33-2023

Je me souviens de cette année comme d’une année terrible, riche en émotions. Et en mouvement.

Si j’en crois mon latin, ces deux mots appartiennent à la même famille lexicale. En allemand également, l’adjectif bewegt (“ému”) porte cette valeur de mouvement, der Weg signifiant même “le chemin”.

En 2023, j’apparais à Majorque, en terrasse face à une assiette de calmars, aux Pays-Bas dans un hôtel de charme, à Berlin sur un bateau à touristes, à Madère sur un coup de tête, la bouche pleine de beurre en Charente-maritime, dans le Lot, sur l’une des rivières souterraines de l’enchanteur Gouffre de Padirac, le derrière en feu pédalant dans l’Eifel belge, enfin à Arles paraphant les pages d’une convention de divorce, telle une marionnette du destin.
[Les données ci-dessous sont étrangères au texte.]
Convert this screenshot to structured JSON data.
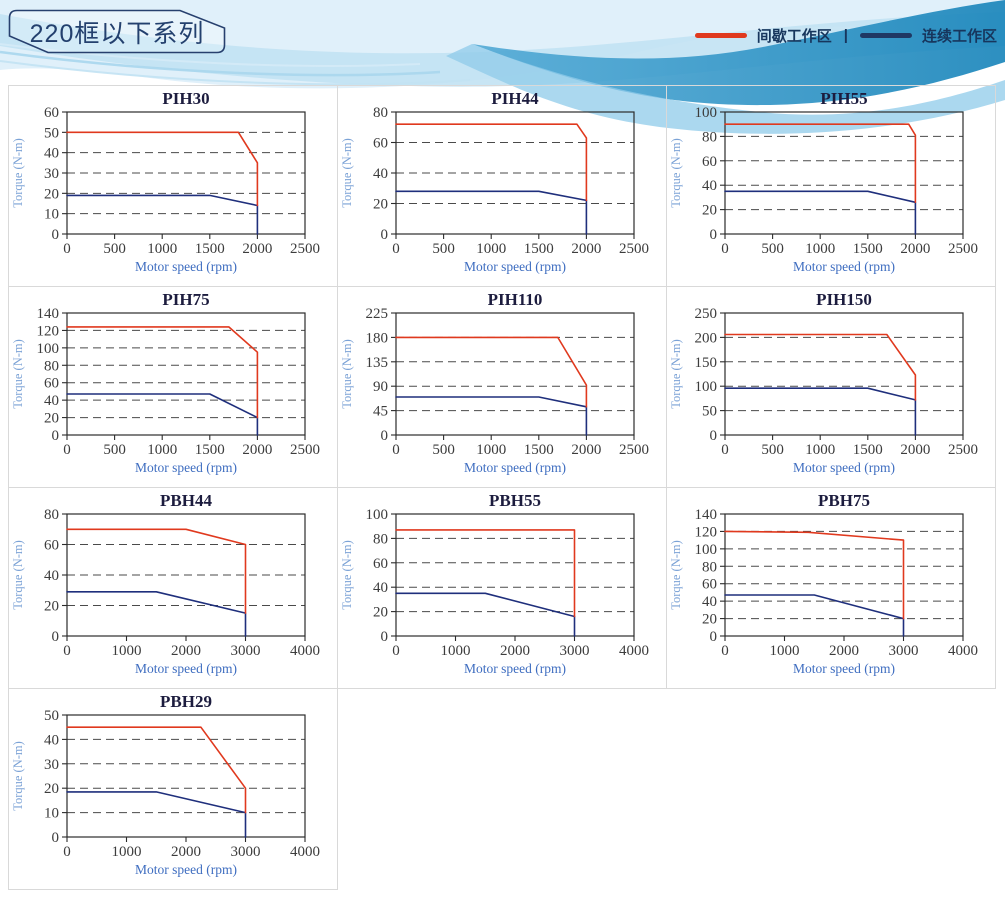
{
  "header": {
    "badge": "220框以下系列"
  },
  "legend": {
    "separator": "|",
    "items": [
      {
        "label": "间歇工作区",
        "color": "#e0391e"
      },
      {
        "label": "连续工作区",
        "color": "#1f3864"
      }
    ]
  },
  "colors": {
    "intermittent_line": "#e0391e",
    "continuous_line": "#1f2f7c",
    "chart_title": "#1c1c3e",
    "tick_label": "#3c3c3c",
    "xlabel": "#3e6dc0",
    "ylabel": "#7ba2d6",
    "panel_border": "#d9d9d9"
  },
  "chart_data": [
    {
      "type": "line",
      "title": "PIH30",
      "xlabel": "Motor speed (rpm)",
      "ylabel": "Torque (N-m)",
      "xlim": [
        0,
        2500
      ],
      "xticks": [
        0,
        500,
        1000,
        1500,
        2000,
        2500
      ],
      "ylim": [
        0,
        60
      ],
      "yticks": [
        0,
        10,
        20,
        30,
        40,
        50,
        60
      ],
      "grid": "dashed-horizontal",
      "legend_position": "none",
      "series": [
        {
          "name": "间歇工作区",
          "color": "#e0391e",
          "points": [
            [
              0,
              50
            ],
            [
              1800,
              50
            ],
            [
              2000,
              35
            ],
            [
              2000,
              14
            ]
          ]
        },
        {
          "name": "连续工作区",
          "color": "#1f2f7c",
          "points": [
            [
              0,
              19
            ],
            [
              1500,
              19
            ],
            [
              2000,
              14
            ],
            [
              2000,
              0
            ]
          ]
        }
      ]
    },
    {
      "type": "line",
      "title": "PIH44",
      "xlabel": "Motor speed (rpm)",
      "ylabel": "Torque (N-m)",
      "xlim": [
        0,
        2500
      ],
      "xticks": [
        0,
        500,
        1000,
        1500,
        2000,
        2500
      ],
      "ylim": [
        0,
        80
      ],
      "yticks": [
        0,
        20,
        40,
        60,
        80
      ],
      "grid": "dashed-horizontal",
      "legend_position": "none",
      "series": [
        {
          "name": "间歇工作区",
          "color": "#e0391e",
          "points": [
            [
              0,
              72
            ],
            [
              1900,
              72
            ],
            [
              2000,
              63
            ],
            [
              2000,
              22
            ]
          ]
        },
        {
          "name": "连续工作区",
          "color": "#1f2f7c",
          "points": [
            [
              0,
              28
            ],
            [
              1500,
              28
            ],
            [
              2000,
              22
            ],
            [
              2000,
              0
            ]
          ]
        }
      ]
    },
    {
      "type": "line",
      "title": "PIH55",
      "xlabel": "Motor speed (rpm)",
      "ylabel": "Torque (N-m)",
      "xlim": [
        0,
        2500
      ],
      "xticks": [
        0,
        500,
        1000,
        1500,
        2000,
        2500
      ],
      "ylim": [
        0,
        100
      ],
      "yticks": [
        0,
        20,
        40,
        60,
        80,
        100
      ],
      "grid": "dashed-horizontal",
      "legend_position": "none",
      "series": [
        {
          "name": "间歇工作区",
          "color": "#e0391e",
          "points": [
            [
              0,
              90
            ],
            [
              1930,
              90
            ],
            [
              2000,
              81
            ],
            [
              2000,
              26
            ]
          ]
        },
        {
          "name": "连续工作区",
          "color": "#1f2f7c",
          "points": [
            [
              0,
              35
            ],
            [
              1500,
              35
            ],
            [
              2000,
              26
            ],
            [
              2000,
              0
            ]
          ]
        }
      ]
    },
    {
      "type": "line",
      "title": "PIH75",
      "xlabel": "Motor speed (rpm)",
      "ylabel": "Torque (N-m)",
      "xlim": [
        0,
        2500
      ],
      "xticks": [
        0,
        500,
        1000,
        1500,
        2000,
        2500
      ],
      "ylim": [
        0,
        140
      ],
      "yticks": [
        0,
        20,
        40,
        60,
        80,
        100,
        120,
        140
      ],
      "grid": "dashed-horizontal",
      "legend_position": "none",
      "series": [
        {
          "name": "间歇工作区",
          "color": "#e0391e",
          "points": [
            [
              0,
              124
            ],
            [
              1700,
              124
            ],
            [
              2000,
              95
            ],
            [
              2000,
              20
            ]
          ]
        },
        {
          "name": "连续工作区",
          "color": "#1f2f7c",
          "points": [
            [
              0,
              47
            ],
            [
              1500,
              47
            ],
            [
              2000,
              20
            ],
            [
              2000,
              0
            ]
          ]
        }
      ]
    },
    {
      "type": "line",
      "title": "PIH110",
      "xlabel": "Motor speed (rpm)",
      "ylabel": "Torque (N-m)",
      "xlim": [
        0,
        2500
      ],
      "xticks": [
        0,
        500,
        1000,
        1500,
        2000,
        2500
      ],
      "ylim": [
        0,
        225
      ],
      "yticks": [
        0,
        45,
        90,
        135,
        180,
        225
      ],
      "grid": "dashed-horizontal",
      "legend_position": "none",
      "series": [
        {
          "name": "间歇工作区",
          "color": "#e0391e",
          "points": [
            [
              0,
              180
            ],
            [
              1700,
              180
            ],
            [
              2000,
              92
            ],
            [
              2000,
              52
            ]
          ]
        },
        {
          "name": "连续工作区",
          "color": "#1f2f7c",
          "points": [
            [
              0,
              70
            ],
            [
              1500,
              70
            ],
            [
              2000,
              52
            ],
            [
              2000,
              0
            ]
          ]
        }
      ]
    },
    {
      "type": "line",
      "title": "PIH150",
      "xlabel": "Motor speed (rpm)",
      "ylabel": "Torque (N-m)",
      "xlim": [
        0,
        2500
      ],
      "xticks": [
        0,
        500,
        1000,
        1500,
        2000,
        2500
      ],
      "ylim": [
        0,
        250
      ],
      "yticks": [
        0,
        50,
        100,
        150,
        200,
        250
      ],
      "grid": "dashed-horizontal",
      "legend_position": "none",
      "series": [
        {
          "name": "间歇工作区",
          "color": "#e0391e",
          "points": [
            [
              0,
              206
            ],
            [
              1700,
              206
            ],
            [
              2000,
              123
            ],
            [
              2000,
              72
            ]
          ]
        },
        {
          "name": "连续工作区",
          "color": "#1f2f7c",
          "points": [
            [
              0,
              96
            ],
            [
              1500,
              96
            ],
            [
              2000,
              72
            ],
            [
              2000,
              0
            ]
          ]
        }
      ]
    },
    {
      "type": "line",
      "title": "PBH44",
      "xlabel": "Motor speed (rpm)",
      "ylabel": "Torque (N-m)",
      "xlim": [
        0,
        4000
      ],
      "xticks": [
        0,
        1000,
        2000,
        3000,
        4000
      ],
      "ylim": [
        0,
        80
      ],
      "yticks": [
        0,
        20,
        40,
        60,
        80
      ],
      "grid": "dashed-horizontal",
      "legend_position": "none",
      "series": [
        {
          "name": "间歇工作区",
          "color": "#e0391e",
          "points": [
            [
              0,
              70
            ],
            [
              2000,
              70
            ],
            [
              3000,
              60
            ],
            [
              3000,
              15
            ]
          ]
        },
        {
          "name": "连续工作区",
          "color": "#1f2f7c",
          "points": [
            [
              0,
              29
            ],
            [
              1500,
              29
            ],
            [
              3000,
              15
            ],
            [
              3000,
              0
            ]
          ]
        }
      ]
    },
    {
      "type": "line",
      "title": "PBH55",
      "xlabel": "Motor speed (rpm)",
      "ylabel": "Torque (N-m)",
      "xlim": [
        0,
        4000
      ],
      "xticks": [
        0,
        1000,
        2000,
        3000,
        4000
      ],
      "ylim": [
        0,
        100
      ],
      "yticks": [
        0,
        20,
        40,
        60,
        80,
        100
      ],
      "grid": "dashed-horizontal",
      "legend_position": "none",
      "series": [
        {
          "name": "间歇工作区",
          "color": "#e0391e",
          "points": [
            [
              0,
              87
            ],
            [
              3000,
              87
            ],
            [
              3000,
              16
            ]
          ]
        },
        {
          "name": "连续工作区",
          "color": "#1f2f7c",
          "points": [
            [
              0,
              35
            ],
            [
              1500,
              35
            ],
            [
              3000,
              16
            ],
            [
              3000,
              0
            ]
          ]
        }
      ]
    },
    {
      "type": "line",
      "title": "PBH75",
      "xlabel": "Motor speed (rpm)",
      "ylabel": "Torque (N-m)",
      "xlim": [
        0,
        4000
      ],
      "xticks": [
        0,
        1000,
        2000,
        3000,
        4000
      ],
      "ylim": [
        0,
        140
      ],
      "yticks": [
        0,
        20,
        40,
        60,
        80,
        100,
        120,
        140
      ],
      "grid": "dashed-horizontal",
      "legend_position": "none",
      "series": [
        {
          "name": "间歇工作区",
          "color": "#e0391e",
          "points": [
            [
              0,
              120
            ],
            [
              1400,
              119
            ],
            [
              3000,
              110
            ],
            [
              3000,
              20
            ]
          ]
        },
        {
          "name": "连续工作区",
          "color": "#1f2f7c",
          "points": [
            [
              0,
              47
            ],
            [
              1500,
              47
            ],
            [
              3000,
              20
            ],
            [
              3000,
              0
            ]
          ]
        }
      ]
    },
    {
      "type": "line",
      "title": "PBH29",
      "xlabel": "Motor speed (rpm)",
      "ylabel": "Torque (N-m)",
      "xlim": [
        0,
        4000
      ],
      "xticks": [
        0,
        1000,
        2000,
        3000,
        4000
      ],
      "ylim": [
        0,
        50
      ],
      "yticks": [
        0,
        10,
        20,
        30,
        40,
        50
      ],
      "grid": "dashed-horizontal",
      "legend_position": "none",
      "series": [
        {
          "name": "间歇工作区",
          "color": "#e0391e",
          "points": [
            [
              0,
              45
            ],
            [
              2250,
              45
            ],
            [
              3000,
              20
            ],
            [
              3000,
              10
            ]
          ]
        },
        {
          "name": "连续工作区",
          "color": "#1f2f7c",
          "points": [
            [
              0,
              18.5
            ],
            [
              1500,
              18.5
            ],
            [
              3000,
              10
            ],
            [
              3000,
              0
            ]
          ]
        }
      ]
    }
  ]
}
Je cherche peut-être à échapper à un quotidien compliqué où je travaille toujours dans le même couloir que mon ex (ce qui est toujours le cas d’ailleurs. Drame à la Bergman ? Non, juste “Les Feux de l’amour”). Je ferme la porte et pleure souvent dans la petite salle que je partage avec ma collègue Amélie, laquelle assiste impuissante à mes craquages. Je souffre énormément du décalage entre son comportement avec moi à l’extérieur et l’image qu’elle renvoie parmi nos collègues, qu’elle invite chez elle et couvre de petits cadeaux pour s’attirer leur sympathie. Le vase clos de ces “villages gaulois” à l’étranger, compliqué d’une personnalité narcissique, n’arrange rien. En une ou deux années, je perds la bataille des “amitiés” professionnelles, que je n’ai pas cherché à lui disputer, mais tout de même, je me sens de plus en plus isolée sur mon lieu de travail.

L’événement le plus marquant de cette année-là, et des suivantes, c’est le bombardement sans discernement et d’une violence inouïe sur la bande de Gaza. Je ne dirai pas comme les journalistes français “les bombardements sur Gaza en réponse à l’attaque du 7 octobre perpétrée par le Hamas, tuant près de 1200 Israéliens”. Tout dans cette phrase me brûle les sens, et sa répétition par les médias altère déjà le souvenir qu’on en gardera en produisant une sorte d’égalité dans l’horreur. Lorsque le drame se produit, au petit matin, je suis d’abord sidérée. Un grillage défoncé. Des centaines de personnes dans une rave à une heure de marche à peine de Gaza. Mais qui a pu laisser faire ça ? Je commence à regarder le Journal d’Arte tous les soirs avec fébrilité, je scrute les images afin d’y reconnaître une perspective, un immeuble, peut-être un visage ou un nom que j’ai connu. Chaque reportage m’abîme. Cette poussière. Cette lumière. 

Je m’effondre un peu, sans tonus. Je ne veux plus aller travailler. Je ne peux pas paraître au monde avec la connaissance intime que j’ai de Gaza ! Je ne veux pas qu’on me demande : “Mais toi, tu dois avoir pris parti, j’imagine…” Bullshit. C’est qu’à Gaza, j’y ai vécu d’août 1995 à juillet 1996. D’ailleurs, Bibi était déjà là à l’époque, sur des affiches électorales, en vue de la campagne. Pour briser mon isolement, je me rapproche de quelques personnes qui parlent la même langue que moi, des gens qui ont vécu, qui savent. Les autres peuvent aller se faire voir avec leurs questions. J’ai vu et je sais ce que c’est que d’être gazaoui. Gazaoui chrétien, musulman, Gazaoui âgé, la clé de la maison détruite autour du cou, et Gazaoui minot, la pierre à la main, issu des camps ou de villas décadentes, gazaoui exilé et gazaoui “revenu”, au volant d’une Audi de contrebande, juste après les Accords d’Oslo. Gazaoui empêché, emprisonné, assassiné, mort faute de soins, ou par manque d’horizon.